Perowskit-Solarzellen: Protokolle für Reproduzierbarkeit und Vergleichbarkeit

Perowskit-Materialien für Photovoltaikanwendungen kommen in vielfältigen Farben vor, die ihre jeweiligen optischen Eigenschaften widerspiegeln. Dadurch eignen sie sich hervorragend für die Kombination mit anderen Materialien in Mehrfachsolarzellen.

Perowskit-Materialien für Photovoltaikanwendungen kommen in vielfältigen Farben vor, die ihre jeweiligen optischen Eigenschaften widerspiegeln. Dadurch eignen sie sich hervorragend für die Kombination mit anderen Materialien in Mehrfachsolarzellen. © M. Setzpfandt/HZB

Am HZB haben sich mehrere Labore auf die Herstellung von Perowskit-Materialien spezialisiert und setzen dafür unterschiedliche Verfahren ein.

Am HZB haben sich mehrere Labore auf die Herstellung von Perowskit-Materialien spezialisiert und setzen dafür unterschiedliche Verfahren ein. © M. Setzpfandt/HZB

Das HZB betreibt eine Testanlage, um Perowskit-Solarzellen unter realen Bedingungen zu beobachten.

Das HZB betreibt eine Testanlage, um Perowskit-Solarzellen unter realen Bedingungen zu beobachten. © HZB

Zehn Teams am Helmholtz-Zentrum Berlin bauen eine langfristige internationale Allianz auf, um gemeinsam Verfahren zu entwickeln, die die Reproduzierbarkeit von Perowskit-Materialien sicherstellen. Das Projekt TEAM PV wird vom Bundesministerium für Bildung und Forschung (BMBF) gefördert.

Solarenergie ist in vielen Teilen der Welt bereits die günstigste Art der Stromerzeugung. Jetzt geht es darum, Solarmodule mit noch höherer Effizienz zu entwickeln, um energiehungrige Sektoren wie Elektromobilität, Stahlproduktion und KI mit Strom zu versorgen. Die wahrscheinlich einzige Möglichkeit zur Steigerung der Effizienz innerhalb des nächsten Jahrzehnts sind Halogenid-Perowskite, eine neue Materialklasse, die in den letzten zehn Jahren intensiv erforscht wurde. Und während die heute marktbeherrschenden Siliziummodule hauptsächlich in China produziert werden, könnten Produktionsanlagen für Halogenid-Perowskit-Zellen auch in Europa und den USA errichtet werden, wodurch die Lieferketten weniger risikobehaftet wären.

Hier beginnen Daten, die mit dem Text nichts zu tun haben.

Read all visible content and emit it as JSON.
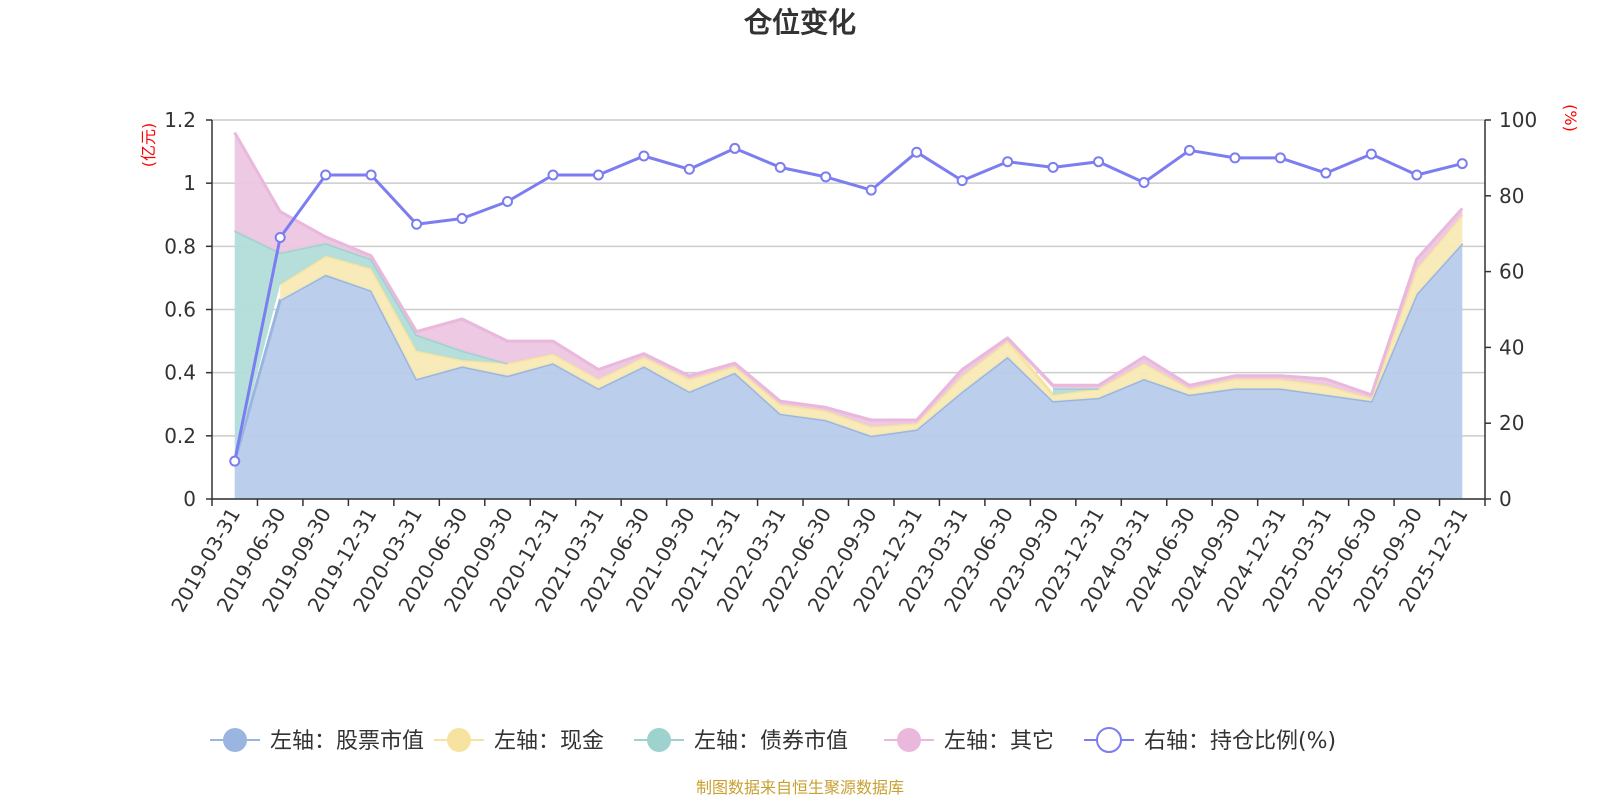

Der Weg vom Labor zur Massenproduktion ist jedoch lang und es gibt noch einige Hürden zu überwinden. „Das zentrale Ziel ist es, die Herstellbarkeit, Stabilität und Zuverlässigkeit von Perowskit-basierten Technologien zu erhöhen. Wir brauchen dringend gemeinsame Protokolle, um die verschiedenen globalen Entwicklungen bei diesen neuartigen Materialien zuverlässig vergleichen und auch ihre Lebensdauer vorhersagen zu können“, sagt Dr. Siddhartha Garud, der das Projekt TEAM PV am HZB leitet. Im Rahmen dieses Projekts will das HZB gemeinsam mit dem National Renewable Energy Lab NREL, der University of Colorado Boulder und der Humboldt-Universität zu Berlin bewährte Verfahren in der Herstellung und Analyse zusammenführen.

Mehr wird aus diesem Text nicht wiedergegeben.